Exercise 7. The martingale representation theorem states that every square-integrable martingale in the Brownian filtration is an Ito integral. The process \(M_t = B_t^3 - 3tB_t\) is a martingale. Find the integrand \(H_s\) such that \(M_t = \int_0^t H_s\, dB_s\). Hint: Apply Ito's formula to \(f(t, x) = x^3 - 3tx\).

Solution to Exercise 7

Apply Ito's formula to \(f(t, x) = x^3 - 3tx\). The partial derivatives are:

\[ f_t = -3x, \qquad f_x = 3x^2 - 3t, \qquad f_{xx} = 6x \]
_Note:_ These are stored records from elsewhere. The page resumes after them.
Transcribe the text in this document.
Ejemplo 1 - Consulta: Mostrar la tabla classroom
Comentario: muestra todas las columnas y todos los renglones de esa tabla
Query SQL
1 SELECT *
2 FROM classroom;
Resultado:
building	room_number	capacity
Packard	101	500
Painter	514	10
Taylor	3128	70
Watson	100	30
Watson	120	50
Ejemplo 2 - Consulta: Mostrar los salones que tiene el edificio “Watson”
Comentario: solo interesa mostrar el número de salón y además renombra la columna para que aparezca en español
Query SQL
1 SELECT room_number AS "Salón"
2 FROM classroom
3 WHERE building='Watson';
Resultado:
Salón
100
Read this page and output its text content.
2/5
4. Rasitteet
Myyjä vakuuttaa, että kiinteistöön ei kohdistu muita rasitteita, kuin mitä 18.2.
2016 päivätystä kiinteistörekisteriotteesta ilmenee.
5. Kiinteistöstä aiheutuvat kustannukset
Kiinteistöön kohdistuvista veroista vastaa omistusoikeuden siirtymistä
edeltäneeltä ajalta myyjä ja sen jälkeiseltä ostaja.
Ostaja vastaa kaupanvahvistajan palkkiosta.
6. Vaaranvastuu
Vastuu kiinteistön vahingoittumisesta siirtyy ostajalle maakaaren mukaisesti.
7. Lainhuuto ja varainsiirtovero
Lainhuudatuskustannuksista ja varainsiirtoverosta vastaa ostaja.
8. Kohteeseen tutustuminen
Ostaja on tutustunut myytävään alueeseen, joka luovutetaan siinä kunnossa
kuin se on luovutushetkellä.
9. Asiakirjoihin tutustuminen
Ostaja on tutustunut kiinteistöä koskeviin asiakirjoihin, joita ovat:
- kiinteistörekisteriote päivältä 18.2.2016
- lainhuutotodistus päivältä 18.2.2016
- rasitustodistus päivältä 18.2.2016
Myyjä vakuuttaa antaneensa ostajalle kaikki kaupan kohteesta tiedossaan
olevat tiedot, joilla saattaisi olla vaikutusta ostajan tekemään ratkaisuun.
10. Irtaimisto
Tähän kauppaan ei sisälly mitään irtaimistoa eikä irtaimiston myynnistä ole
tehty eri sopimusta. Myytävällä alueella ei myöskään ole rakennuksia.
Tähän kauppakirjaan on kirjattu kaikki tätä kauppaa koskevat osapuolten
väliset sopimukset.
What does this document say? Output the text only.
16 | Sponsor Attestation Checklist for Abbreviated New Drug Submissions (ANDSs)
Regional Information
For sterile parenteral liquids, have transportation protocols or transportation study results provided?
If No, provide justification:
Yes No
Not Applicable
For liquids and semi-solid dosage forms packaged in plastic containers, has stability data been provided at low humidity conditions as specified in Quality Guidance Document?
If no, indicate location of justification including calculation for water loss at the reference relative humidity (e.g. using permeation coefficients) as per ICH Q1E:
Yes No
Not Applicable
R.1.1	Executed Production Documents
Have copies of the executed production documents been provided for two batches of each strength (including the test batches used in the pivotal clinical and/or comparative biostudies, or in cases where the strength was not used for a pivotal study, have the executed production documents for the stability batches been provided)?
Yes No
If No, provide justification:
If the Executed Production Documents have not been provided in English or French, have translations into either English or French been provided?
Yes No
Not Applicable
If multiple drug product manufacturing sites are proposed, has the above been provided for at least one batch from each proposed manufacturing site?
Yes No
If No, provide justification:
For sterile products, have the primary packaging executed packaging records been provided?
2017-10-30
With \(X_t = B_t\) (so \(dX_t = dB_t\), \(\mu_t = 0\), \(\sigma_t = 1\)):

\[ dM_t = f_t\, dt + f_x\, dB_t + \frac{1}{2}f_{xx}\, dt \]
\[ = (-3B_t)\, dt + (3B_t^2 - 3t)\, dB_t + \frac{1}{2}(6B_t)\, dt \]
\[ = -3B_t\, dt + (3B_t^2 - 3t)\, dB_t + 3B_t\, dt \]
\[ = (3B_t^2 - 3t)\, dB_t \]

The drift terms cancel, confirming that \(M_t\) is a martingale. Integrating:

\[ M_t = \int_0^t (3B_s^2 - 3s)\, dB_s = 3\int_0^t (B_s^2 - s)\, dB_s \]

Therefore \(H_s = 3(B_s^2 - s) = 3B_s^2 - 3s\).